36 investment trusts pre-date Queen’s accession to throne

29 May 2022

Some 36 investment trusts pre-date the Queen’s accession to the throne, research from AJ Bell has shown.

The investment trust industry, which can trace its roots back to 1868, has witnessed the reign of six British monarchs.

Laith Khalaf, head of investment analysis at AJ Bell, said: “In total, 36 investment trusts have been around since before Queen Elizabeth II acceded to the throne, including well-known trusts like Scottish Mortgage, City of London and Bankers trust, though names and investment mandates may have changed over the years.

“The five oldest have already celebrated double jubilees, having been in existence for more than 140 years.”

F&C Investment Trust Ord is the oldest investment trust, dating back to March 1868, followed by Investment Company Ord which was founded in November of that year.

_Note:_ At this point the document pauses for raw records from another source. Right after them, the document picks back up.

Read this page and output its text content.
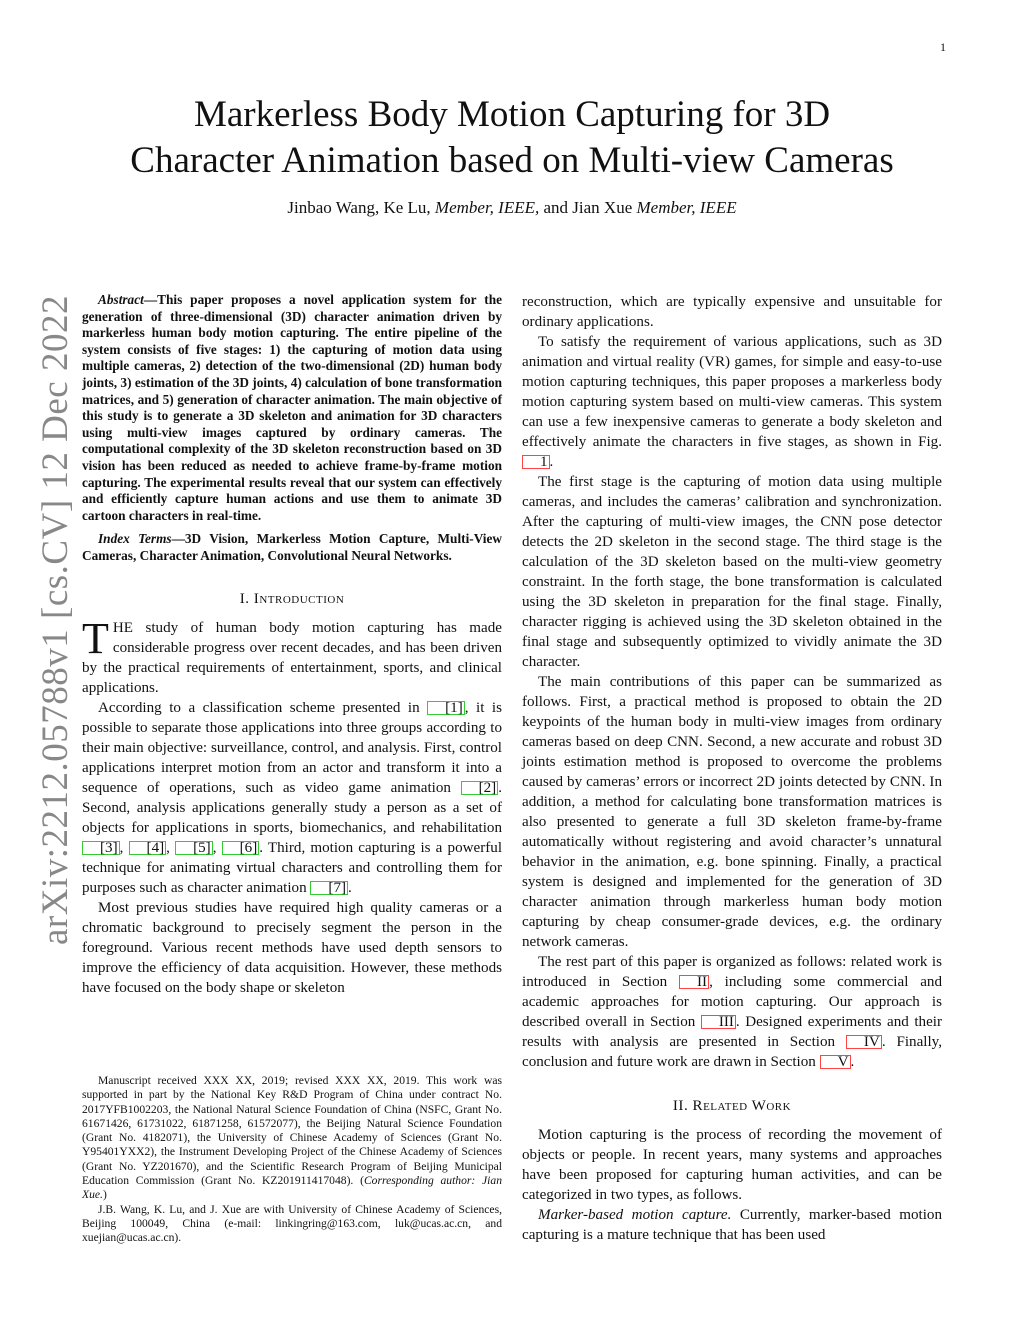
1
Markerless Body Motion Capturing for 3D
Character Animation based on Multi-view Cameras
Jinbao Wang, Ke Lu, Member, IEEE, and Jian Xue Member, IEEE
arXiv:2212.05788v1 [cs.CV] 12 Dec 2022	Abstract—This paper proposes a novel application system for the generation of three-dimensional (3D) character animation driven by markerless human body motion capturing. The entire pipeline of the system consists of five stages: 1) the capturing of motion data using multiple cameras, 2) detection of the two-dimensional (2D) human body joints, 3) estimation of the 3D joints, 4) calculation of bone transformation matrices, and 5) generation of character animation. The main objective of this study is to generate a 3D skeleton and animation for 3D characters using multi-view images captured by ordinary cameras. The computational complexity of the 3D skeleton reconstruction based on 3D vision has been reduced as needed to achieve frame-by-frame motion capturing. The experimental results reveal that our system can effectively and efficiently capture human actions and use them to animate 3D cartoon characters in real-time.

Index Terms—3D Vision, Markerless Motion Capture, Multi-View Cameras, Character Animation, Convolutional Neural Networks.

I. Introduction

THE study of human body motion capturing has made considerable progress over recent decades, and has been driven by the practical requirements of entertainment, sports, and clinical applications.

According to a classification scheme presented in [1] , it is possible to separate those applications into three groups according to their main objective: surveillance, control, and analysis. First, control applications interpret motion from an actor and transform it into a sequence of operations, such as video game animation [2] . Second, analysis applications generally study a person as a set of objects for applications in sports, biomechanics, and rehabilitation [3] , [4] , [5] , [6] . Third, motion capturing is a powerful technique for animating virtual characters and controlling them for purposes such as character animation [7] .

Most previous studies have required high quality cameras or a chromatic background to precisely segment the person in the foreground. Various recent methods have used depth sensors to improve the efficiency of data acquisition. However, these methods have focused on the body shape or skeleton

Manuscript received XXX XX, 2019; revised XXX XX, 2019. This work was supported in part by the National Key R&D Program of China under contract No. 2017YFB1002203, the National Natural Science Foundation of China (NSFC, Grant No. 61671426, 61731022, 61871258, 61572077), the Beijing Natural Science Foundation (Grant No. 4182071), the University of Chinese Academy of Sciences (Grant No. Y95401YXX2), the Instrument Developing Project of the Chinese Academy of Sciences (Grant No. YZ201670), and the Scientific Research Program of Beijing Municipal Education Commission (Grant No. KZ201911417048). (Corresponding author: Jian Xue.)

J.B. Wang, K. Lu, and J. Xue are with University of Chinese Academy of Sciences, Beijing 100049, China (e-mail: linkingring@163.com, luk@ucas.ac.cn, and xuejian@ucas.ac.cn).

reconstruction, which are typically expensive and unsuitable for ordinary applications.

To satisfy the requirement of various applications, such as 3D animation and virtual reality (VR) games, for simple and easy-to-use motion capturing techniques, this paper proposes a markerless body motion capturing system based on multi-view cameras. This system can use a few inexpensive cameras to generate a body skeleton and effectively animate the characters in five stages, as shown in Fig. 1 .

The first stage is the capturing of motion data using multiple cameras, and includes the cameras’ calibration and synchronization. After the capturing of multi-view images, the CNN pose detector detects the 2D skeleton in the second stage. The third stage is the calculation of the 3D skeleton based on the multi-view geometry constraint. In the forth stage, the bone transformation is calculated using the 3D skeleton in preparation for the final stage. Finally, character rigging is achieved using the 3D skeleton obtained in the final stage and subsequently optimized to vividly animate the 3D character.

The main contributions of this paper can be summarized as follows. First, a practical method is proposed to obtain the 2D keypoints of the human body in multi-view images from ordinary cameras based on deep CNN. Second, a new accurate and robust 3D joints estimation method is proposed to overcome the problems caused by cameras’ errors or incorrect 2D joints detected by CNN. In addition, a method for calculating bone transformation matrices is also presented to generate a full 3D skeleton frame-by-frame automatically without registering and avoid character’s unnatural behavior in the animation, e.g. bone spinning. Finally, a practical system is designed and implemented for the generation of 3D character animation through markerless human body motion capturing by cheap consumer-grade devices, e.g. the ordinary network cameras.

The rest part of this paper is organized as follows: related work is introduced in Section II , including some commercial and academic approaches for motion capturing. Our approach is described overall in Section III . Designed experiments and their results with analysis are presented in Section IV . Finally, conclusion and future work are drawn in Section V .

II. Related Work

Motion capturing is the process of recording the movement of objects or people. In recent years, many systems and approaches have been proposed for capturing human activities, and can be categorized in two types, as follows.

Marker-based motion capture. Currently, marker-based motion capturing is a mature technique that has been used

Khalaf said: “Despite its longevity, the investment trust industry’s primacy has been usurped by a relatively young pretender in the form of unit trusts. The first such fund was launched by M&G in 1931 and today open-ended funds account for around £1.5 trillion of investment, compared to around £270 billion from investment trusts.”

According to Khalaf, some investors may prefer investment trusts because there is a live price throughout the day and shares in the investment trust trade on the market like ordinary stocks, allowing investors to buy and sell off each other. However, the price can deviate from the value of the underlying portfolio of securities, depending on demand for the investment trust itself.

Khalaf recommends investors look at the track record of an investment trust to ascertain what its discount has been historically to gauge whether it represents a good deal and the same applies to trusts trading at a premium.

Khalaf said: “The existence of a discount and premium does make investment trusts more complex than open-ended funds. It also makes them more volatile, because as well as variation in the price of the underlying portfolio, there is movement in the discount or premium.

“Investment trusts are riskier than open-ended funds for another reason too; they are able to borrow money to invest and this is common practice.  This amplifies returns in the bull markets, but exacerbates losses in downturns, so investors need to be prepared for a bumpier ride with investment trusts. But over the long term, the ability to borrow to invest should mean that investment trusts are able to deliver superior performance.”

When it comes to investing in illiquid assets such as commercial property, investment trusts are generally preferable, says Khalaf, because open-ended funds might have to suspend trading if lots of investors leave at once.

Investment trusts can also be useful for income seekers because they can retain dividends in good years to top up dividend payments in bad years.

However, Khalaf said it doesn’t need to be an either/ or situation for investors, who can have a portfolio that includes both and take advantage of the different investment strategies that lend themselves to one or the other.